Through the body and mind, a place can be recognised.[1] Yet I noticed how distant the street is depending on my focus, using Mains Road, Dundee as an example of place. I would like us to consider a quote from my favorite philosopher, Heidegger and the image above:-

“the street, the useful thing for walking. When we walk, we feel it with every step and it seems to be what is nearest and most real about what is generally at hand, it slides itself, so to speak, along certain parts of our body – the soles of ones feet. And yet it is further remote than the acquaintance one meets while walking at the remoteness twenty steps away “ on the street”.”[2]

Heidegger would identified the street as ‘equipment’, a thing that is encountered in our environment, the place I use when I walk.
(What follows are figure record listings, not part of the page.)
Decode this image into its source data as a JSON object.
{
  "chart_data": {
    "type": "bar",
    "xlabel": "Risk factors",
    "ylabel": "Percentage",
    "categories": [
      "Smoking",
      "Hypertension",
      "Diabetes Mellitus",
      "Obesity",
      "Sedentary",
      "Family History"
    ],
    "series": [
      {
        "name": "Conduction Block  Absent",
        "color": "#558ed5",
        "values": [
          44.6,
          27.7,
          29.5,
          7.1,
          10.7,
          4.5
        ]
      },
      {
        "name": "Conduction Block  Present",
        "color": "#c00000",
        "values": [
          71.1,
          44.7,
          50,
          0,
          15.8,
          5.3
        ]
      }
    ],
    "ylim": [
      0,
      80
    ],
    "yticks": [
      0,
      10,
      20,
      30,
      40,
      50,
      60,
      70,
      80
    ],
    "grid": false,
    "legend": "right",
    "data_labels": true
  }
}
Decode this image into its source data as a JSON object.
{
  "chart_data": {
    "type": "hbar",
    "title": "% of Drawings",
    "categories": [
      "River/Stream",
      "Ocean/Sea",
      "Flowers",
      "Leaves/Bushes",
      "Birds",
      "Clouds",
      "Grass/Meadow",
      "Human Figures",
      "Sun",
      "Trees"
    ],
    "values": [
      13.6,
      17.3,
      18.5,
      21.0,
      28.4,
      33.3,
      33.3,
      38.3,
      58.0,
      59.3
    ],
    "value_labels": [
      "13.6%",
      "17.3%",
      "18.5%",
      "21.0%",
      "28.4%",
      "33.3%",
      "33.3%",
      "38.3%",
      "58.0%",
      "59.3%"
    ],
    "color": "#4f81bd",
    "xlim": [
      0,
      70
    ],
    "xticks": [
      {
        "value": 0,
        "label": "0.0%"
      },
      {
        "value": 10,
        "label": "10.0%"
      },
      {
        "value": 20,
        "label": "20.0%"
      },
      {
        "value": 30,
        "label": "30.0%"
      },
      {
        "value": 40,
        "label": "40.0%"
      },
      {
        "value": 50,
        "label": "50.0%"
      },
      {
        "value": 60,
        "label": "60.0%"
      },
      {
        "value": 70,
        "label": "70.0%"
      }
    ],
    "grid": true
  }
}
I understand how its usefulness becomes remote and unnoticeable to myself as I walk, by thinking about my journey on Mains Road. The phycical street shifts between earth and world depending on my awareness of it. I am more likely to notice a passing car or pedestrian than the street I walk on, it only becomes available in my awareness by a disruptive influence of the uneven surface seen above.

[1] Casey, E. S. (2013) The Fate of Place: A Philosophical History. United States: University of California Press p244.

[2] Heidegger, M (1996). Being in Time (Trans Stambaugh, J). 3rd ed. New York: New York Press. P99.